No referendo de quinta-feira, 48,1% dos britânicos votaram pela permanência da União Europeia. Entre os eleitores de 18 a 24 anos, porém, essa taxa foi de 73%, enquanto entre os maiores de 65 anos, apenas 40% votaram para que o Reino Unido continuasse no bloco, segundo o investigador de opinião pública Michael Ashcroft.

No entanto, segundo a rede de televisão britânica BBC, há indícios de que os jovens foram votar em menor proporção que as pessoas mais velhas, já que houve menos participação nas zonas do país com mais jovens. "A geração mais jovem perdeu o direito de viver e trabalhar em outros 27 países.
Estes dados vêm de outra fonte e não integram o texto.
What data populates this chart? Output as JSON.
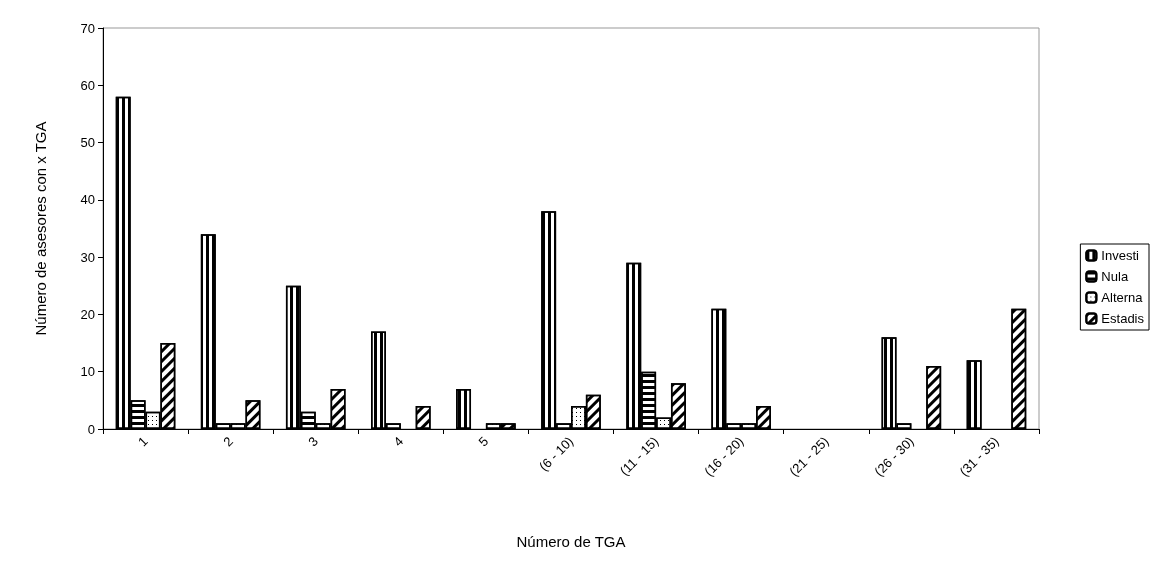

Nunca conheceremos a dimensão total das oportunidades perdidas, as amizades, os casamentos e as experiências negadas", afirmou o jovem britânico Nicholas ao jornal Financial Times, num comentário amplamente difundido nas redes sociais. "Os nossos pais, tios e avós tiraram-nos a liberdade de movimento", acrescentou Nicholas, "com um golpe a uma geração que já estava afogada nas dívidas dos seus antecessores".

'Reino Unido cavou a própria sepultura'

O mal-estar dos jovens, que não conheceram o Reino Unido fora da União Europeia, já vinha a crescer há algum tempo. Os pensionistas ficaram à margem dos cortes realizados pelo governo conservador, enquanto os mais jovens viram a educação universitária passar a ser paga, os centros de lazer fechados e as ajudas sociais para obter a sua independência eliminados - medida que entrará em vigor em 2017.

Boris Johnson, líder da campanha pelo Brexit, tentou tranquilizar as novas gerações no seu primeiro pronunciamento após a vitória, afirmando que a saída da União Europeia "não significa destruir pontes nem é isolacionismo". Mas para Nina Biddle, estudante de 21 anos da Universidade de Sheffield que acaba de passar um ano no estrangeiro graças a um programa que não existiria sem a União Europeia, "o Reino Unido cavou a sua própria sepultura, culturalmente falando". O ano na ilha francesa da Reunião "permitiu-me aprender outra língua, ampliou os meus horizontes e enriqueceu a minha vida, de um modo que o Reino Unido não poderia oferecer-me", disse Biddle à AFP. "Somos nós que vamos viver mais anos com uma Europa menos unida", lamentou.

Nos anos 70, 'havia de tudo'

A pequena empresária Debra McDermott disse à AFP que os mais velhos votaram pela saída do bloco porque "nos anos 1970, quando éramos crianças, estava tudo muito bem". "Havia escolas, hospitais, havia de tudo. Toda a gente pagava os seus impostos e tudo funcionava melhor. Desde então, o país desceu ladeira abaixo", afirmou McDermott, que não quis revelar a idade.

Duas histórias muito comentadas durante a campanha mostram o contraste na maneira como os idosos decidiram o voto. Antes de morrer, Leonard Moore, um veterano da II Guerra Mundial, pediu à família que enviasse por correio o seu voto a favor da saída. O sobrinho disse ao jornal Daily Mail que Moore "lutou pela sua pátria até ao fim". Em outro extremo, Peter Dowey, de 73 anos, ofereceu o voto ao seu neto de 17, Freddie Wells, que escolheu a permanência na União Europeia. "Já vivi 70% da minha vida, e ele 20% da dele, se considerarmos que viverá 100 anos. E na verdade, essa decisão vai afetá-lo muito mais que a mim. Tem o futuro pela frente e, portanto, aconteça o que acontecer, será a geração dele que terá que viver com os estragos, ou, espero, com a prosperidade" do país, contou Dowey à rádio BBC.